The U.S. District Court for the Central District of California said the two former participants in the Northrop Grumman cash balance plan did not prove that they relied on the defective SPD for their expectation of benefits. The district court pointed out that even though the 9th U.S. Circuit Court of Appeals agreed that the SPD the plaintiffs received did not inform them of the offset, the appellate court did not rule for the plaintiffs but instead sent the case back to the district court with instructions to examine plaintiffs’ “expectations.”
The plaintiffs’ argument that they remained employed at Northrop longer than they otherwise would have is insufficient to demonstrate reasonable reliance, according to the court’s opinion. Both men were informed via letters and a meeting with a staff member of the Northrop Benefits Center.
The plaintiffs were employed at Litton Industries, Inc. when it was acquired by Northrop, and they participated in the Litton’s Retirement Plan B. Northrop decided to consolidate all pension plans it had inherited through acquisitions into a single cash balance plan, effective July 1, 2003. It sent an SPD to participants at that time.

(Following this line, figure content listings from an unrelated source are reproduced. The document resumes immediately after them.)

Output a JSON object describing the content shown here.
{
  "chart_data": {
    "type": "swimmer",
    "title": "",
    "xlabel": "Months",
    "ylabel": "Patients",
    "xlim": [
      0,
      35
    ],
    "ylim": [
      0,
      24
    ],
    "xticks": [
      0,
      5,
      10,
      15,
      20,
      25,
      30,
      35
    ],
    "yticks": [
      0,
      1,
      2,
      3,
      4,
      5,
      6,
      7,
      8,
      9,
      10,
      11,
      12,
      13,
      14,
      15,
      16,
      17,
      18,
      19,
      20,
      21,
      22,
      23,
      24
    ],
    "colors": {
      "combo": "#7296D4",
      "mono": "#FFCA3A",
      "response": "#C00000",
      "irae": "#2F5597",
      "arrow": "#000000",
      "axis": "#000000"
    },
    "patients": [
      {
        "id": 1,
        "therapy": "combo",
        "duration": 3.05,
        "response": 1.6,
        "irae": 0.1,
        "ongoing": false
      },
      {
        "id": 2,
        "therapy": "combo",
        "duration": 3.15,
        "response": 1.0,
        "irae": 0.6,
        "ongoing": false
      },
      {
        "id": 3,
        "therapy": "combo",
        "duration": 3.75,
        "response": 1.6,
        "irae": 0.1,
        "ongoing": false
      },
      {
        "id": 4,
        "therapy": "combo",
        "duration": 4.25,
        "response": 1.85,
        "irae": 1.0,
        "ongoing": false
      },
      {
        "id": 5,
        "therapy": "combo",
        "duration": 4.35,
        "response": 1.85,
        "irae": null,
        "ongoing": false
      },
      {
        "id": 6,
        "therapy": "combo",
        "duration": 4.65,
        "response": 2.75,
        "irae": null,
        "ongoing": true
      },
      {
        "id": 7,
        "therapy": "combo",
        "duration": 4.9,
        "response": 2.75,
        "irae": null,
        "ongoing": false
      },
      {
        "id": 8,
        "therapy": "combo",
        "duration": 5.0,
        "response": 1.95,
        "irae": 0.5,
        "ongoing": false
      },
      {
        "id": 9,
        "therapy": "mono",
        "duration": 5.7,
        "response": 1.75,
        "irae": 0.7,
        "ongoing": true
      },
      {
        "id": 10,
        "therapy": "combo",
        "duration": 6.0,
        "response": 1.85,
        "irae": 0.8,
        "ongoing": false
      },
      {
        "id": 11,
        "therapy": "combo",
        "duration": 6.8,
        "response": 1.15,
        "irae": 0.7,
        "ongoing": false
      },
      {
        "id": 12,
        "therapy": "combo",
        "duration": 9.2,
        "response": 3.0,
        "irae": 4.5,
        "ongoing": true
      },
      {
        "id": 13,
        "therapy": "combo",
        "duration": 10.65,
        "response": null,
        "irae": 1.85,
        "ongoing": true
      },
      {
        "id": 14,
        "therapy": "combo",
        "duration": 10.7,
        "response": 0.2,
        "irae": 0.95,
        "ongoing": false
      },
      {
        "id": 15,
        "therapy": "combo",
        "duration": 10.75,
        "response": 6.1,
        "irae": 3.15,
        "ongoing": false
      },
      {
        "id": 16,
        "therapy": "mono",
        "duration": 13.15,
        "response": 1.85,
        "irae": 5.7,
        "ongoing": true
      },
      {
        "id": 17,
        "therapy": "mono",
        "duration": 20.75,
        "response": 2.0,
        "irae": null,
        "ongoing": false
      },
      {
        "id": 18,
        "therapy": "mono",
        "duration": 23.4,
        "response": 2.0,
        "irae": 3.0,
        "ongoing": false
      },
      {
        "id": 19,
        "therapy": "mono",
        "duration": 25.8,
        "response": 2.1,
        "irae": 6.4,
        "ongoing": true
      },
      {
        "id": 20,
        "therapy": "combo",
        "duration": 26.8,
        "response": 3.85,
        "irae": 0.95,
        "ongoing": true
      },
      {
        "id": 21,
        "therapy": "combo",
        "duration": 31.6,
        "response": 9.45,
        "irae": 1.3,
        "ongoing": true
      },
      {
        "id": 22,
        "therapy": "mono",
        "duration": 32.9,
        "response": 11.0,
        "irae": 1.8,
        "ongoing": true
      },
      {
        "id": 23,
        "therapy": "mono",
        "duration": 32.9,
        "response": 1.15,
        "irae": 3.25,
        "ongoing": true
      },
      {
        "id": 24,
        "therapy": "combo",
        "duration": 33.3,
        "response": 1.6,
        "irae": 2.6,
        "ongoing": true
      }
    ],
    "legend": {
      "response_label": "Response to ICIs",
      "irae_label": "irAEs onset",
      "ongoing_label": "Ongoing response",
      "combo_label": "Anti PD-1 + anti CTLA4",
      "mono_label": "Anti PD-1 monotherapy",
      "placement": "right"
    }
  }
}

The court pointed out that the SPD included a caveat that it was only a summary and that participants should refer to the master plan document for more information. In addition, Northrop held Town Hall meetings in which the benefits calculations, including the offset, were discussed, and participants had received a summary of material modifications which described benefits calculations, including the offset.
The case is Skinner v. Northrop Grumman Retirement Plan B, C.D. Cal., No. CV 07-3923-JFW (JTLx), 1/26/10.